Mr. Allen tells how “the man with the flat voice” made his start in radio back in 1932 with the first comedy show which played to the unseen audience — the ranking radio comedians of the time went to the mike dolled up in funny costumes and played to the studio audience as though they were on stage. He describes the grueling and hectic work that, went into the preparation of his programs. He writes about his special triumphs and misadventures; about some of his celebrated guest performers; about the fortunate accident that touched off his immensely successful feud with Jack Benny (which many listeners took seriously) and the hilarious high spots in the feud’s history.

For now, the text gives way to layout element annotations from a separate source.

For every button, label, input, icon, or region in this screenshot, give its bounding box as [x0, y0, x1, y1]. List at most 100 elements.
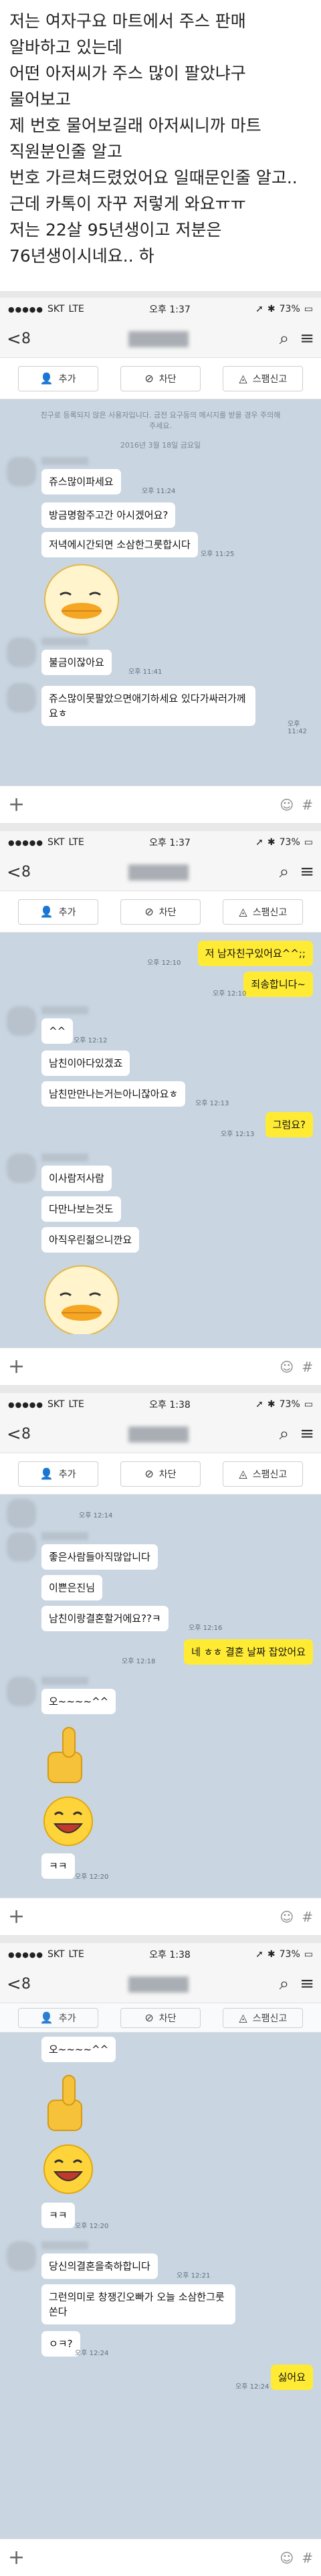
message-input[interactable] [35, 1906, 272, 1928]
stranger-action-bar: 👤 추가 ⊘ 차단 ◬ 스팸신고 [0, 891, 321, 933]
message-input-bar: + ☺ # [0, 1348, 321, 1385]
report-spam-button[interactable]: ◬ 스팸신고 [223, 899, 304, 925]
sender-name-blurred [41, 638, 88, 646]
menu-icon[interactable]: ≡ [300, 1974, 314, 1995]
emoticon-icon[interactable]: ☺ [280, 1359, 294, 1375]
message-bubble: 저녁에시간되면 소삼한그룻합시다 [41, 532, 198, 557]
carrier-label: SKT [47, 1949, 65, 1960]
plus-icon[interactable]: + [8, 1355, 35, 1378]
emoticon-icon[interactable]: ☺ [280, 1909, 294, 1925]
back-icon[interactable]: < [7, 1424, 21, 1445]
battery-icon: ▭ [304, 1949, 313, 1960]
report-label: 스팸신고 [252, 2013, 288, 2024]
location-icon: ➚ [255, 1399, 263, 1410]
bluetooth-icon: ✱ [267, 1399, 276, 1410]
avatar[interactable] [7, 1532, 36, 1562]
block-button[interactable]: ⊘ 차단 [120, 2007, 201, 2028]
message-time: 오후 12:14 [79, 1512, 113, 1520]
add-friend-button[interactable]: 👤 추가 [17, 1461, 98, 1487]
clock: 오후 1:37 [149, 304, 191, 315]
thumbs-up-icon [47, 1727, 82, 1783]
message-bubble: ㅋㅋ [41, 1853, 75, 1879]
status-bar: ●●●●● SKT LTE 오후 1:38 ➚ ✱ 73% ▭ [0, 1943, 321, 1966]
message-bubble: 이사람저사람 [41, 1166, 112, 1191]
report-icon: ◬ [239, 2011, 247, 2024]
intro-text-block: 저는 여자구요 마트에서 주스 판매 알바하고 있는데 어떤 아저씨가 주스 많… [0, 0, 321, 291]
add-friend-button[interactable]: 👤 추가 [17, 2007, 98, 2028]
message-time: 오후 12:20 [75, 2223, 109, 2230]
message-input[interactable] [35, 794, 272, 816]
intro-line: 저는 여자구요 마트에서 주스 판매 알바하고 있는데 [9, 11, 246, 57]
hashtag-icon[interactable]: # [302, 1909, 313, 1925]
hashtag-icon[interactable]: # [302, 1359, 313, 1375]
emoticon-icon[interactable]: ☺ [280, 797, 294, 813]
chat-title-blurred [128, 1976, 189, 1993]
add-user-icon: 👤 [39, 1467, 54, 1480]
block-button[interactable]: ⊘ 차단 [120, 1461, 201, 1487]
plus-icon[interactable]: + [8, 1905, 35, 1928]
hashtag-icon[interactable]: # [302, 2550, 313, 2566]
message-bubble: 이쁜은진님 [41, 1575, 103, 1600]
search-icon[interactable]: ⌕ [280, 862, 290, 883]
carrier-label: SKT [47, 837, 65, 848]
add-friend-button[interactable]: 👤 추가 [17, 365, 98, 391]
search-icon[interactable]: ⌕ [280, 1424, 290, 1445]
plus-icon[interactable]: + [8, 2546, 35, 2569]
signal-icon: ●●●●● [8, 1950, 43, 1959]
location-icon: ➚ [255, 304, 263, 314]
sender-name-blurred [41, 1677, 88, 1685]
stranger-action-bar: 👤 추가 ⊘ 차단 ◬ 스팸신고 [0, 358, 321, 399]
add-friend-button[interactable]: 👤 추가 [17, 899, 98, 925]
avatar[interactable] [7, 1499, 36, 1528]
add-user-icon: 👤 [39, 905, 54, 918]
unread-count: 8 [21, 1976, 31, 1993]
menu-icon[interactable]: ≡ [300, 1424, 314, 1445]
message-bubble: 쥬스많이파세요 [41, 469, 121, 494]
network-label: LTE [68, 837, 84, 848]
avatar[interactable] [7, 1677, 36, 1706]
my-message-bubble: 죄송합니다~ [243, 972, 313, 997]
back-icon[interactable]: < [7, 1974, 21, 1995]
chat-title-blurred [128, 864, 189, 881]
avatar[interactable] [7, 683, 36, 713]
avatar[interactable] [7, 1006, 36, 1036]
unread-count: 8 [21, 1426, 31, 1443]
carrier-label: SKT [47, 304, 65, 314]
menu-icon[interactable]: ≡ [300, 329, 314, 349]
avatar[interactable] [7, 457, 36, 486]
sender-name-blurred [41, 1532, 88, 1540]
back-icon[interactable]: < [7, 862, 21, 883]
avatar[interactable] [7, 638, 36, 667]
sender-name-blurred [41, 1006, 88, 1014]
message-bubble: 남친이랑결혼할거에요??ㅋ [41, 1606, 169, 1631]
message-time: 오후 12:24 [75, 2350, 109, 2357]
search-icon[interactable]: ⌕ [280, 329, 290, 349]
plus-icon[interactable]: + [8, 793, 35, 816]
back-icon[interactable]: < [7, 329, 21, 349]
block-button[interactable]: ⊘ 차단 [120, 899, 201, 925]
emoticon-icon[interactable]: ☺ [280, 2550, 294, 2566]
block-icon: ⊘ [144, 1467, 154, 1480]
avatar[interactable] [7, 1154, 36, 1183]
message-input[interactable] [35, 1356, 272, 1378]
menu-icon[interactable]: ≡ [300, 862, 314, 883]
chat-header: < 8 ⌕ ≡ [0, 1966, 321, 2003]
message-time: 오후 12:16 [189, 1625, 223, 1632]
message-bubble: 남친이아다있겠죠 [41, 1050, 130, 1076]
report-spam-button[interactable]: ◬ 스팸신고 [223, 2007, 304, 2028]
chat-header: < 8 ⌕ ≡ [0, 1416, 321, 1453]
search-icon[interactable]: ⌕ [280, 1974, 290, 1995]
avatar[interactable] [7, 2241, 36, 2271]
message-time: 오후 11:24 [142, 488, 176, 495]
hashtag-icon[interactable]: # [302, 797, 313, 813]
page: 저는 여자구요 마트에서 주스 판매 알바하고 있는데 어떤 아저씨가 주스 많… [0, 0, 321, 2576]
block-button[interactable]: ⊘ 차단 [120, 365, 201, 391]
add-label: 추가 [58, 907, 76, 918]
report-spam-button[interactable]: ◬ 스팸신고 [223, 365, 304, 391]
message-bubble: 남친만만나는거는아니잖아요ㅎ [41, 1081, 186, 1107]
block-label: 차단 [158, 1469, 177, 1480]
report-spam-button[interactable]: ◬ 스팸신고 [223, 1461, 304, 1487]
status-bar: ●●●●● SKT LTE 오후 1:37 ➚ ✱ 73% ▭ [0, 298, 321, 320]
message-bubble: 좋은사람들아직많압니다 [41, 1544, 158, 1570]
message-input[interactable] [35, 2547, 272, 2569]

Mr. Allen displays throughout a delightfully murderous disrespect for sponsors, advertising executives, and the brass hats of the networks. “An advertising agency,” he writes, “is 85 per cent confusion and 15 per cent commission. A vice-president in an advertising agency is a ‘molehill man’ . . . a pseudo-busy executive who . . . finds a molehill on his desk [and] has until 5 P.M. to make [it] into a mountain. An accomplished molehill man will often have his mountain finished before lunch.” Another characteristic specimen of the “ miniature men ” of radio is described by Mr. Allen as “so high-strung he could have gone to a masquerade as a tennis racquet. He had a long neck that looked as though it were concealing three Adam’s apples. Actually he only had one Adam’s apple; the other two lumps . . . were olives he had been too busy to swallow as he dashed down his double Martinis at lunch.”
Besides having what it takes to convulse millions, Fred Allen is a humorist’s humorist. James Thurber, a gentleman not given to inflationary statements, has paid him this resounding tribute: “You can count on the thumb of one hand the American who is at once a comedian, a humorist, a wit, and a satirist, and his name is Fred Allen.”